Pancha: StreamSets provides the highest value in cases where customers have numerous evolving source endpoints that deliver data that must be arrive in a high-quality state for immediate analysis. Organizations who adopt StreamSets value its ability to both simplify pipeline development and provide visibility and control over the operation of those pipelines.

As an example, Lithium uses the StreamSets Data Collector with its messaging fabric to enable near-real-time data flow. StreamSets is a binding agent that helps them un-silo, transform and route their data across hundreds of nodes with visibility and control.

Another example is with Cisco, who uses StreamSets as part of their InterCloud offering and values its ability to automatically handle infrastructure changes and its ability to provide intelligent monitoring and dynamic shaping of internal operational logs and multi-datacenter ingestion logs.

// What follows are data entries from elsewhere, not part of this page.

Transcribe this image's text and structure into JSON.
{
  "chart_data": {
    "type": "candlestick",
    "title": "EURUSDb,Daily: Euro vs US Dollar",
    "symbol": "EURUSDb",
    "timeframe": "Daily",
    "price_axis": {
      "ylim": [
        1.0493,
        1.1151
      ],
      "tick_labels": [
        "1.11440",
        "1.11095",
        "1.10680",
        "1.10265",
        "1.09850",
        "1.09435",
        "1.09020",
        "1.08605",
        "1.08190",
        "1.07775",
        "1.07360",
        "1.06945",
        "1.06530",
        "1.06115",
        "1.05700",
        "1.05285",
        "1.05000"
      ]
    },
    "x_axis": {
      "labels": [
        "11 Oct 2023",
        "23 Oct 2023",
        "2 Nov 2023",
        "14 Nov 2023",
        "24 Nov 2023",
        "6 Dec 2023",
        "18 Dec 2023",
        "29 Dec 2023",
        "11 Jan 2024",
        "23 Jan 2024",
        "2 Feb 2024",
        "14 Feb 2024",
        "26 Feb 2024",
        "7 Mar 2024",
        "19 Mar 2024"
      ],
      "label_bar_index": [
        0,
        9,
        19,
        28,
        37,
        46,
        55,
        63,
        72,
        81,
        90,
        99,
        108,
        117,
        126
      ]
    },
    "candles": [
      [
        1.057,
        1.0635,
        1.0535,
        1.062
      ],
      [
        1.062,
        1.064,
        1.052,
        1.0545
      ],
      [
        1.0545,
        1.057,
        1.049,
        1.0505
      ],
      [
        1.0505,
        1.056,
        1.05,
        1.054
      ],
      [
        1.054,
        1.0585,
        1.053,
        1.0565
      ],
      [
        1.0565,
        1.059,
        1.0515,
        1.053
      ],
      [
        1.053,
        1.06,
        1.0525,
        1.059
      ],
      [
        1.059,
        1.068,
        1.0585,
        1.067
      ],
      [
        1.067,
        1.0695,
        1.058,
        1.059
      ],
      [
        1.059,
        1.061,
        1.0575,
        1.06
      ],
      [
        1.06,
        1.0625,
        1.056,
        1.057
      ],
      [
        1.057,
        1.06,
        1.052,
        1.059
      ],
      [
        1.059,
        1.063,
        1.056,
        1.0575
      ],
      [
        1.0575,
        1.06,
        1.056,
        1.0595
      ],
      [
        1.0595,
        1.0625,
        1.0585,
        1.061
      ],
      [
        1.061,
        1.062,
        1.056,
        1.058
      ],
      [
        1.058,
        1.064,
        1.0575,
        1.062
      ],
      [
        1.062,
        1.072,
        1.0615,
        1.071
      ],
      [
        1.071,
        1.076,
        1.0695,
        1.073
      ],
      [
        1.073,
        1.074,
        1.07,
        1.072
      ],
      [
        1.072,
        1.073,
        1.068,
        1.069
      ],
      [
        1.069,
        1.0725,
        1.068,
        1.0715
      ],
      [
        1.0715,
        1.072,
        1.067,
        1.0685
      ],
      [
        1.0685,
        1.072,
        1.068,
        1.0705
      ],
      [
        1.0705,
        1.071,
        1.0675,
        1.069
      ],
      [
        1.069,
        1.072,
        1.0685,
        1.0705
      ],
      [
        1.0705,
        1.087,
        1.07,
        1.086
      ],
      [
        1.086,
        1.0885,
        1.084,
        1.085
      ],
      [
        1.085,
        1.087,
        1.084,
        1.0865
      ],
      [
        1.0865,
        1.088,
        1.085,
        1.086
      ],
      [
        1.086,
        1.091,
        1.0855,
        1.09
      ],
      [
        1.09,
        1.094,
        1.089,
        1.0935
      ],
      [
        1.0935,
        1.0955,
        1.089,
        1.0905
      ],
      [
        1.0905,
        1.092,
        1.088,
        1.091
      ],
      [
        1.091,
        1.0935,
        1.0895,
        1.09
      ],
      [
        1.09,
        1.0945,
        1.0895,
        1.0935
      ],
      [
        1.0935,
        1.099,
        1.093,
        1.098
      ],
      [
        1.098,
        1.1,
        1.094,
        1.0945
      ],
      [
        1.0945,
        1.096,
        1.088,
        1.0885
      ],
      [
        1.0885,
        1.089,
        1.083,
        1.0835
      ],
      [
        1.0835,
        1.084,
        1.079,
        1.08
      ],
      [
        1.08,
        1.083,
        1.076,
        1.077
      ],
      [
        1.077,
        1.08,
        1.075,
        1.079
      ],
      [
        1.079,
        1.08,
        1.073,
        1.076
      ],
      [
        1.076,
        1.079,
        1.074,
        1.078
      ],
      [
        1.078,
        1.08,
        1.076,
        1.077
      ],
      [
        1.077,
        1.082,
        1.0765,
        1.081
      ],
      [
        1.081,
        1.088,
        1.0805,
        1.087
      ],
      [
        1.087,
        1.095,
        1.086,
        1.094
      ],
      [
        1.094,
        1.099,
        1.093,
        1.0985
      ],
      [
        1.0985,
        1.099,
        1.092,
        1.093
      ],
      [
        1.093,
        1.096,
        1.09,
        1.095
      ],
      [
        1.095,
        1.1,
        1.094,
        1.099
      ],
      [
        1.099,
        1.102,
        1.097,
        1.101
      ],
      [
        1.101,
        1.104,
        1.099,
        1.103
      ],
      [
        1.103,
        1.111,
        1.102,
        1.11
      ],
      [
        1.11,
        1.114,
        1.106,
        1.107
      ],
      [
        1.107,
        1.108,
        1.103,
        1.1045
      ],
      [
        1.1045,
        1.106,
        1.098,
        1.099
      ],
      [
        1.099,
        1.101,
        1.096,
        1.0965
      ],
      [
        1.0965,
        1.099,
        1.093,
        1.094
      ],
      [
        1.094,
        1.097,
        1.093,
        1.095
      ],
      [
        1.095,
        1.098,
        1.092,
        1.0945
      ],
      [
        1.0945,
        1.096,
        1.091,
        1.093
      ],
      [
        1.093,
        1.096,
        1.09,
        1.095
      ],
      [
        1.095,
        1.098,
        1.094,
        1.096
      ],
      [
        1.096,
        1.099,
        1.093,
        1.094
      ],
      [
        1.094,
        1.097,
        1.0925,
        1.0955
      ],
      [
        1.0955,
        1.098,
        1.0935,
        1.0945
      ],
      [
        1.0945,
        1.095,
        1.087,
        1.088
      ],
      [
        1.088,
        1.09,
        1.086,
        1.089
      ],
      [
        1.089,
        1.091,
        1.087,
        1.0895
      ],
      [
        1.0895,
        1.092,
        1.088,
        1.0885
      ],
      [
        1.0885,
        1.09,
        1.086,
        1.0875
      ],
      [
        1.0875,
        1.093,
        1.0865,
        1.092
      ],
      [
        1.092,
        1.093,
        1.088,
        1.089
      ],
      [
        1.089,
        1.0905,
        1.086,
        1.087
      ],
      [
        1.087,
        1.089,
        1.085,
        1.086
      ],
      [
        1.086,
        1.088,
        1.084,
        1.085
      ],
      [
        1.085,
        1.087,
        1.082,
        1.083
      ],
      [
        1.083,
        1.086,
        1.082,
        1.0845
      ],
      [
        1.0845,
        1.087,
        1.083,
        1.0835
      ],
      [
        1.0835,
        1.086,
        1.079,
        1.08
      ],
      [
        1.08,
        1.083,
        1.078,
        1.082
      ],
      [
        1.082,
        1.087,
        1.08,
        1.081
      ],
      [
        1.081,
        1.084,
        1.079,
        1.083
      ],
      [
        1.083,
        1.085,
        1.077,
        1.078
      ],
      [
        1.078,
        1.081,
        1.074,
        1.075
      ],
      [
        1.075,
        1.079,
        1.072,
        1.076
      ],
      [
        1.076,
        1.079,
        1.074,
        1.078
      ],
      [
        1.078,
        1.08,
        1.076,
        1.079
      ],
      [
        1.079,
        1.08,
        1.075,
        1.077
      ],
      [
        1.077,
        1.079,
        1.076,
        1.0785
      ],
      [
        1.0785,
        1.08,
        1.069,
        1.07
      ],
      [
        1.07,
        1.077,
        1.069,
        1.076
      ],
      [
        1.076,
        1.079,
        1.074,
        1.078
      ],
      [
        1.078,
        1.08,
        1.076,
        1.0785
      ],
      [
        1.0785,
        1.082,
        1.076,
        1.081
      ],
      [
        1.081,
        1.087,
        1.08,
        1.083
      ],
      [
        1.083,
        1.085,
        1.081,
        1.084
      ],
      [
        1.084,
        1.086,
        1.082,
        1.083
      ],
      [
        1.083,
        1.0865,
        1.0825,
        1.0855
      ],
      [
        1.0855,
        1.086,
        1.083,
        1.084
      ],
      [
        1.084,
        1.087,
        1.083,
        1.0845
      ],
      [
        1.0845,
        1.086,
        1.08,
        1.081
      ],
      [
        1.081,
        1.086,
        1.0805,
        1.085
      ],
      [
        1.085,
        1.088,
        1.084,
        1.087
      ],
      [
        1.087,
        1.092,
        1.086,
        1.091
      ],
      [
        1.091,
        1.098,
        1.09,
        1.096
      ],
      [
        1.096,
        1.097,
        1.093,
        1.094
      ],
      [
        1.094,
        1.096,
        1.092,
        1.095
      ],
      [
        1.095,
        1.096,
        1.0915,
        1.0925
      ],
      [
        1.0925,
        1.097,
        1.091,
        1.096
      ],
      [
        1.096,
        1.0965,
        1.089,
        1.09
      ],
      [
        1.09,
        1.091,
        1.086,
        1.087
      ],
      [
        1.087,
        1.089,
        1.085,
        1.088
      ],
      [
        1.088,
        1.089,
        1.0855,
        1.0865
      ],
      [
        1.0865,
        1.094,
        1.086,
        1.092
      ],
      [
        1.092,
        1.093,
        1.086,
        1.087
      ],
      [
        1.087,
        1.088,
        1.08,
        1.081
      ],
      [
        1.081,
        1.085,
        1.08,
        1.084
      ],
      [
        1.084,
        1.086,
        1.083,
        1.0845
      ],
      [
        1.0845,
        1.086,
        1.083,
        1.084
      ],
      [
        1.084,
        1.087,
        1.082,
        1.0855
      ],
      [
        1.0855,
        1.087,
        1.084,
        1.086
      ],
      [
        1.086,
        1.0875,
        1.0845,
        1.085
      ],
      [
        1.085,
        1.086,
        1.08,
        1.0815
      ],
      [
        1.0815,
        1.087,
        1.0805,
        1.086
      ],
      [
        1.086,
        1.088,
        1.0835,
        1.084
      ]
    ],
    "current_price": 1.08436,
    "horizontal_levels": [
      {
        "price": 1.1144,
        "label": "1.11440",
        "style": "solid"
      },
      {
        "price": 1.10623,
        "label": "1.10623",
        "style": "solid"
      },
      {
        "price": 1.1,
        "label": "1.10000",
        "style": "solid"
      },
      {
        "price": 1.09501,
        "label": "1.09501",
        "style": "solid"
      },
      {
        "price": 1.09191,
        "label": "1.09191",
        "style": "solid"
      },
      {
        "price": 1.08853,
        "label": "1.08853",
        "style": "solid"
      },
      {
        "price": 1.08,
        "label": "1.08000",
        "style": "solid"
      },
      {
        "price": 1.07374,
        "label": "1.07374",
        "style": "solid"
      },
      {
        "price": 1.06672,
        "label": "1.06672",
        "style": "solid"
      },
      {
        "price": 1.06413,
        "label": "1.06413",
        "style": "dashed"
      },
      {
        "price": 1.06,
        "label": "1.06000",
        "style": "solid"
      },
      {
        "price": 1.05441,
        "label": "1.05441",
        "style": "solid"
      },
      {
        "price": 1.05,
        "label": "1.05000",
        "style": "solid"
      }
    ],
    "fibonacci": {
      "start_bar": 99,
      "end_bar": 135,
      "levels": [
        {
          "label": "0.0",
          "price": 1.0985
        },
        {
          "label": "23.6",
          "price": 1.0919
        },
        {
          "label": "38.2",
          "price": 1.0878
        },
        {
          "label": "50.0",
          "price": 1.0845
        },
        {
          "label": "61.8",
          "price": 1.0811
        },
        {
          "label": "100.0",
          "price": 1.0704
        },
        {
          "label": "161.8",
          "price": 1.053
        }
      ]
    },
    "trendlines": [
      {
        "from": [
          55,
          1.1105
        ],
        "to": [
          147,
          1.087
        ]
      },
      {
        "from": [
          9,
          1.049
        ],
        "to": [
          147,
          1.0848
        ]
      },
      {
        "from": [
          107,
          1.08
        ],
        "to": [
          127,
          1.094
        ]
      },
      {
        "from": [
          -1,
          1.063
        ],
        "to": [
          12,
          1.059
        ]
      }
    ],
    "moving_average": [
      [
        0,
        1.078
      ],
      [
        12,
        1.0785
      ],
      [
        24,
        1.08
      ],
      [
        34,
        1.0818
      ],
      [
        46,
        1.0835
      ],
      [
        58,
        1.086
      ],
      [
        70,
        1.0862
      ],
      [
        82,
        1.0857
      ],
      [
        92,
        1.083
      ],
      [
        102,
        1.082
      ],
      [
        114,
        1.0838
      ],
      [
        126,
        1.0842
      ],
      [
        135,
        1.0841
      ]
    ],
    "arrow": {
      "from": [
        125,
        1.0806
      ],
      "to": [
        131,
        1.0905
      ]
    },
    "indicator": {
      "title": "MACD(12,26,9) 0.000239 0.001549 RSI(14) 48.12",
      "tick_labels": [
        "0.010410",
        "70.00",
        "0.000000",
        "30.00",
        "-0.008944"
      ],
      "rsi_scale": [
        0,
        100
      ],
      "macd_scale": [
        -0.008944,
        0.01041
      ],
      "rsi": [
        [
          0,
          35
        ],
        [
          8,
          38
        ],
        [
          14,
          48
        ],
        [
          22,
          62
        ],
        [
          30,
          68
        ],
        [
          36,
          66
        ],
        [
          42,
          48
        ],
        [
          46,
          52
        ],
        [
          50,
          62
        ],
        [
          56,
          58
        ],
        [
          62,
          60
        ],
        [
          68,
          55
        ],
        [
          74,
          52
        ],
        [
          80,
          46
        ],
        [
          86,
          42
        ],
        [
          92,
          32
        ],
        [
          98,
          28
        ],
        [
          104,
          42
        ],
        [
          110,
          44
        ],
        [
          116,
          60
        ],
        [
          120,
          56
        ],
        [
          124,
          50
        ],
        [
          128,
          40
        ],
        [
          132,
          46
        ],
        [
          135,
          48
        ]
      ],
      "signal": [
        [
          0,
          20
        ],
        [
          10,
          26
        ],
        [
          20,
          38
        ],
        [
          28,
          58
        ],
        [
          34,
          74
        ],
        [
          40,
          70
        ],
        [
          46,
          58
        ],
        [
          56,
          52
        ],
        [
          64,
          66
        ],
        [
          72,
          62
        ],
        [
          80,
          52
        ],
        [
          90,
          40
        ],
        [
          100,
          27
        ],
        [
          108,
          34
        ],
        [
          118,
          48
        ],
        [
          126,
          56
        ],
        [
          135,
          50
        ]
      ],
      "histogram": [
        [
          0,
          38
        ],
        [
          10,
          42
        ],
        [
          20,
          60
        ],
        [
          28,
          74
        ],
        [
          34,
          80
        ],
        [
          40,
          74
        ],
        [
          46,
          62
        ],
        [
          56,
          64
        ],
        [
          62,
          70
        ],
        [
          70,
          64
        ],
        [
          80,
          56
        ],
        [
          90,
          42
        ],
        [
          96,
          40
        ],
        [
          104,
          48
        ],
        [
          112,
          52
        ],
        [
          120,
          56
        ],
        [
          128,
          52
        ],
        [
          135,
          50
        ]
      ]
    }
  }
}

Four patterns we see in the market are: ingestion to Hadoop, ingestion to big data search tools, ingesting log data, and as a code-free way to consume into and produce from Kafka.

ADM: How and why did you come up with this solution? Has anything like it been available in the past?

Pancha: My partner, Arvind Prabhakar, and I came up with StreamSets as we felt that the legacy technologies were not addressing the pain points big data users were experiencing as they struggled to onboard data. We are just now getting to a maturity level where enterprises are taking on how to operationalize Big Data ingest, and to not just treat it as a series of projects.

This maturity was achieved for traditional data warehouses previously via data integration tools, but those solutions are not fit-for-purpose in a real-time big data world plagued by data drift.